By Mary Ziegler
Once again, we’re talking about whether abortion counts as health care. The COVID-19 pandemic has sparked new efforts to limit access, from the government’s unwillingness to lift in-person requirements for medication abortion to the introduction of stay-at-home orders blocking access altogether. The campaign to frame abortion as a moral, not medical, issue began decades ago.

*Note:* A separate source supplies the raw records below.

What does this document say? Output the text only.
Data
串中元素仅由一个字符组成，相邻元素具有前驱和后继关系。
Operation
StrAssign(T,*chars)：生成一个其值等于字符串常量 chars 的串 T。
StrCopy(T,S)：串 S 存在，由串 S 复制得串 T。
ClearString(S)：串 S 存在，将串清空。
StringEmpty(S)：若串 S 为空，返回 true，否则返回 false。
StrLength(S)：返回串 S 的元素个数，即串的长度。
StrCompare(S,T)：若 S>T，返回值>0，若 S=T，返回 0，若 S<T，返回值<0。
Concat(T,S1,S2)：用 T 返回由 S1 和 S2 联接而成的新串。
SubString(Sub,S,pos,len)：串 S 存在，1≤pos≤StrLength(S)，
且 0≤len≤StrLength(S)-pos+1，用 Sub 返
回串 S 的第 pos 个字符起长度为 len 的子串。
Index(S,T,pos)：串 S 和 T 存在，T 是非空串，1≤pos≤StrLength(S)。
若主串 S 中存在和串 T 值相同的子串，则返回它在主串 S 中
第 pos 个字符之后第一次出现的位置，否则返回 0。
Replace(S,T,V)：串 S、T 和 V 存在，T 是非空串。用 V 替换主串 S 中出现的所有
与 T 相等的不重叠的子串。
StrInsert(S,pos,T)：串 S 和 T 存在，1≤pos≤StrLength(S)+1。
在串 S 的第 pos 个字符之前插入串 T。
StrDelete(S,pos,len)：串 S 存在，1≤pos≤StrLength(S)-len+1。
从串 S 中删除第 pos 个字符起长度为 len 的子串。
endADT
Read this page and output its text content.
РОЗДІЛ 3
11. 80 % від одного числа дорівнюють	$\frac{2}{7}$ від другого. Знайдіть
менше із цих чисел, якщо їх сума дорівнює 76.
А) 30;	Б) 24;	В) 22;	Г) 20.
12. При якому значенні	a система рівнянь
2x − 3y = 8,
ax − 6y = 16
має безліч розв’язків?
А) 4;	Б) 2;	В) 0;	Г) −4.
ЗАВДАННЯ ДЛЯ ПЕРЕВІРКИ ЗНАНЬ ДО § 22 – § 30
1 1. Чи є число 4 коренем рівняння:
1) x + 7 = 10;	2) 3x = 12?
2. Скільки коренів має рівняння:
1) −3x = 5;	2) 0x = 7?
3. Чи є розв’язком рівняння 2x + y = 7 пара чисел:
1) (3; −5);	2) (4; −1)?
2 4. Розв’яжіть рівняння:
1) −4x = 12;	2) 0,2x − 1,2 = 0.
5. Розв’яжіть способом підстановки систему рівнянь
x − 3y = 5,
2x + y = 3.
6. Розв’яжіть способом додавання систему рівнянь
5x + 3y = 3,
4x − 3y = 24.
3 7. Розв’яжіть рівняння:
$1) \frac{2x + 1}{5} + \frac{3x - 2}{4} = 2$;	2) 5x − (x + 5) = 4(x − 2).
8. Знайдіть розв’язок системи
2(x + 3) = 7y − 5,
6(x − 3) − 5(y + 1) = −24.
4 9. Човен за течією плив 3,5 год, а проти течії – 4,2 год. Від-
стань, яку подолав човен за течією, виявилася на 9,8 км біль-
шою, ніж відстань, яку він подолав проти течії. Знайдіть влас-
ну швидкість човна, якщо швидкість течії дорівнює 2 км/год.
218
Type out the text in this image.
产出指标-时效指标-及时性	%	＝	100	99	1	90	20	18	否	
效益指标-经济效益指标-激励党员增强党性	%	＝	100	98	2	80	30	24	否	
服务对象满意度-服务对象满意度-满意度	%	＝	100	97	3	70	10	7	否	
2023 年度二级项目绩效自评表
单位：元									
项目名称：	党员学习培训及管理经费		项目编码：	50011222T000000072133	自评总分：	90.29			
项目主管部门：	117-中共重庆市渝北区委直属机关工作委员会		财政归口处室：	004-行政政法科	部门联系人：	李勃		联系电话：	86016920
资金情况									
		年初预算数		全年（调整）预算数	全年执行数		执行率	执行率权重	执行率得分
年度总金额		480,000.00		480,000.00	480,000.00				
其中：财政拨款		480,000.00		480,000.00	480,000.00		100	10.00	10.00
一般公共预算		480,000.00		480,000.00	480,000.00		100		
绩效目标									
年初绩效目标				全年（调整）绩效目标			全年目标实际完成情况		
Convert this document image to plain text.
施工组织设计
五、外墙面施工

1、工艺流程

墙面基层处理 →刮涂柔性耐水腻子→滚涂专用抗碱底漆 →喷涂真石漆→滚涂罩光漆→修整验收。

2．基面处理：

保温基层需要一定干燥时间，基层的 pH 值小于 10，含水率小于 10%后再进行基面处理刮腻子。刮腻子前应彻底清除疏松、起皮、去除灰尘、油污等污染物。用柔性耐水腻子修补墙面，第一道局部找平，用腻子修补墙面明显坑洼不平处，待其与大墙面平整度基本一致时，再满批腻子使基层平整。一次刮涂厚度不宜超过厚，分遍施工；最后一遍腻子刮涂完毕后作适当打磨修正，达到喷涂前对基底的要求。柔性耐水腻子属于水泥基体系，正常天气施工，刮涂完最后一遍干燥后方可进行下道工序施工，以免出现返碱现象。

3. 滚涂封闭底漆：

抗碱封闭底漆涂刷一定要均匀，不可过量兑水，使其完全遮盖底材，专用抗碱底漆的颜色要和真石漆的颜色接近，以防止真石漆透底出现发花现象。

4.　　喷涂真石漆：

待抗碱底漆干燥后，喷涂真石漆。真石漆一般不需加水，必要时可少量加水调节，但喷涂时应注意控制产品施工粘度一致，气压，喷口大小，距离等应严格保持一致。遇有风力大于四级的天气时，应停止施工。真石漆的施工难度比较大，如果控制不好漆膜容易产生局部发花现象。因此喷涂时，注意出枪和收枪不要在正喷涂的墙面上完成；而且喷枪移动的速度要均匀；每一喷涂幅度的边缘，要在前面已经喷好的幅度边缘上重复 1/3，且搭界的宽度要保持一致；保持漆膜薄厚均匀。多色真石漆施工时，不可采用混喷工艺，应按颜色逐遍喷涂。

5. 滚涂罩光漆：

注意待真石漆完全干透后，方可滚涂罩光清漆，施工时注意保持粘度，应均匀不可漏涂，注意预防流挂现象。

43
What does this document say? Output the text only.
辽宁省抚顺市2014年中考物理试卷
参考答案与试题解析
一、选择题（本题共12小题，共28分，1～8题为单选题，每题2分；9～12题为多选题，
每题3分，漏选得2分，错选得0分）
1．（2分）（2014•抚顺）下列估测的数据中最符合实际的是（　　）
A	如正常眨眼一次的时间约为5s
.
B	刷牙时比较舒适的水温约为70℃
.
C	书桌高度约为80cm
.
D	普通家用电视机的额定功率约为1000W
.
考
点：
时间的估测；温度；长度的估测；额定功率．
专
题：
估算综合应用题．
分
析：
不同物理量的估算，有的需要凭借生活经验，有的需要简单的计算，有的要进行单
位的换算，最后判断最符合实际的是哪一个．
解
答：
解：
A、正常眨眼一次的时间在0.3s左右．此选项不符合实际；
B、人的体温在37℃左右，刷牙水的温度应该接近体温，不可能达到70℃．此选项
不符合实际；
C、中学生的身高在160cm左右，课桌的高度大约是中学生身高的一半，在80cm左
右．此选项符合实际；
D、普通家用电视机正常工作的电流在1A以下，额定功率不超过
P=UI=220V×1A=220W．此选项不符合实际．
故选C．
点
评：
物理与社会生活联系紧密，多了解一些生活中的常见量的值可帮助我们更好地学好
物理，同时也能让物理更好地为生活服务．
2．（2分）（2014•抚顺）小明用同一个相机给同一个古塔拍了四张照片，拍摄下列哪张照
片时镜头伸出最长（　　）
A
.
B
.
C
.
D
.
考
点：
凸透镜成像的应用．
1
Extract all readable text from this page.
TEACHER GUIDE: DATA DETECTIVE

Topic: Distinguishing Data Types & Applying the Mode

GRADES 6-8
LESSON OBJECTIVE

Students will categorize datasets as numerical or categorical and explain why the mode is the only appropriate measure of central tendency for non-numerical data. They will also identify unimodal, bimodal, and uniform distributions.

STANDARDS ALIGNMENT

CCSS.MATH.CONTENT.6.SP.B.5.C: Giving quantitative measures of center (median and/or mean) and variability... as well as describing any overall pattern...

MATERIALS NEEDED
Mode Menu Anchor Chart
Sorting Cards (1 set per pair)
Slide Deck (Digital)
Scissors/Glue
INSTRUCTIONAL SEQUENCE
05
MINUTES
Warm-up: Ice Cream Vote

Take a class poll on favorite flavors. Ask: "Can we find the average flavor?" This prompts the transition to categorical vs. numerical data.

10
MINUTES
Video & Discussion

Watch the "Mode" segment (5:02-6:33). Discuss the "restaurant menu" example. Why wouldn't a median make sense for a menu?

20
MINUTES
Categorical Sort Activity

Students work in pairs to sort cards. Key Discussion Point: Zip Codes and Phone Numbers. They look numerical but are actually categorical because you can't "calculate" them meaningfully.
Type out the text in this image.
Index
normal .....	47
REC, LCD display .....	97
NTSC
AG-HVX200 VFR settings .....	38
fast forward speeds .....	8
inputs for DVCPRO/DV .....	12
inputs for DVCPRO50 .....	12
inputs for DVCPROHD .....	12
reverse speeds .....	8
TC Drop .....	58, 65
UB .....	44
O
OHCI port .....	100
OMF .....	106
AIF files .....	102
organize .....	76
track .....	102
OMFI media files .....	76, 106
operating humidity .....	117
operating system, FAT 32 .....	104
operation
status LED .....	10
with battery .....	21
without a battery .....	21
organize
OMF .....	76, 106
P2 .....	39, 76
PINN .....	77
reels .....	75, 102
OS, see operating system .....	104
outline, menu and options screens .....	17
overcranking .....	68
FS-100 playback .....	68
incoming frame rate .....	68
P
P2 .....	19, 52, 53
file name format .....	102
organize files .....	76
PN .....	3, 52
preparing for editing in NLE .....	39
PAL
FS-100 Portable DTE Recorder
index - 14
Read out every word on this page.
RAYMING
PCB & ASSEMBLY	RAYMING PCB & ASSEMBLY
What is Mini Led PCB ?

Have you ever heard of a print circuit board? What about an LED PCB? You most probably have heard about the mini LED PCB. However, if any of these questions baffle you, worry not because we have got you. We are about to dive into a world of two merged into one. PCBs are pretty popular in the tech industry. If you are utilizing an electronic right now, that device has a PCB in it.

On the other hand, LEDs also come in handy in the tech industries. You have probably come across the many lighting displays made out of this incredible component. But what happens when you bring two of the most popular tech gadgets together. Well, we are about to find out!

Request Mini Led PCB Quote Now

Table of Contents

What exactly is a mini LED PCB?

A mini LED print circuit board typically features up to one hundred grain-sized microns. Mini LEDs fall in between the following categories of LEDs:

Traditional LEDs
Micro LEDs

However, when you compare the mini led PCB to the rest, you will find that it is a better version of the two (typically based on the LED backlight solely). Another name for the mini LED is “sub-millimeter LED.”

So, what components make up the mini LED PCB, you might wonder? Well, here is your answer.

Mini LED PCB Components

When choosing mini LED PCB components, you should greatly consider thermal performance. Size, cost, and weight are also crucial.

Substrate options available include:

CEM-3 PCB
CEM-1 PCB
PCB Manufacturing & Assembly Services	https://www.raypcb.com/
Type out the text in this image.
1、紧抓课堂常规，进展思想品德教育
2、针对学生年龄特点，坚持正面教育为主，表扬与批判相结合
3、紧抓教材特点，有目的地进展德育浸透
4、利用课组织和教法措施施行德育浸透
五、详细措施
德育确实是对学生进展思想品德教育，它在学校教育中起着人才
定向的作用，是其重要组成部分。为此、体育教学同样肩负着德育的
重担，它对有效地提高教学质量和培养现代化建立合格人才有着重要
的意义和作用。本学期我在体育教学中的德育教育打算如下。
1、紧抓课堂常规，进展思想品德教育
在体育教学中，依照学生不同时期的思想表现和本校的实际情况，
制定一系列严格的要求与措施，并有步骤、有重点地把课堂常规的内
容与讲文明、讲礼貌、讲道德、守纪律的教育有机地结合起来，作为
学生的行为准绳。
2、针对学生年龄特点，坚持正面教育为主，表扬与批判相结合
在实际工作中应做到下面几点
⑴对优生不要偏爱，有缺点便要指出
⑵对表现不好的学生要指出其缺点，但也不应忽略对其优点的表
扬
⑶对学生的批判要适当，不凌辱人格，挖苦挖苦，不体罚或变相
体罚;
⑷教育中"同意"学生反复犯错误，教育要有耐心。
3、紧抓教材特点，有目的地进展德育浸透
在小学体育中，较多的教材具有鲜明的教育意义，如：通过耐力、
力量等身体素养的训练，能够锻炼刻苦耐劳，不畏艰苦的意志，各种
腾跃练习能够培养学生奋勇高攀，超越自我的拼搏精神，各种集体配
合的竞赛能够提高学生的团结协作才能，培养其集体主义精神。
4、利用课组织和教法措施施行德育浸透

The pandemic has revealed the broader stakes of this campaign — and what it might mean for access to care well after the worst of the pandemic is behind us.
For antiabortion leaders, there are obvious strategic reasons to insist that abortion is not health care. The stigma surrounding abortion is real and durable. Notwithstanding recent increases, many obstetric programs do not provide comprehensive abortion training (if they provide any training at all). A 2020 study in Plos One found that a majority of patients believed that they would be looked down upon “at least a little” for having had an abortion. This perceived stigma affects those refused abortions — and causes longer-term adverse mental health outcomes. Stigma has long been an effective tool for the antiabortion movement. The pandemic has done nothing to change that.
But, put in historical context, today’s effort to treat reproductive services as unessential means much more. That campaign is part of a broader agenda to undermine the idea of an autonomy-rooted abortion rights — and lay the groundwork for overturning Roe v. Wade.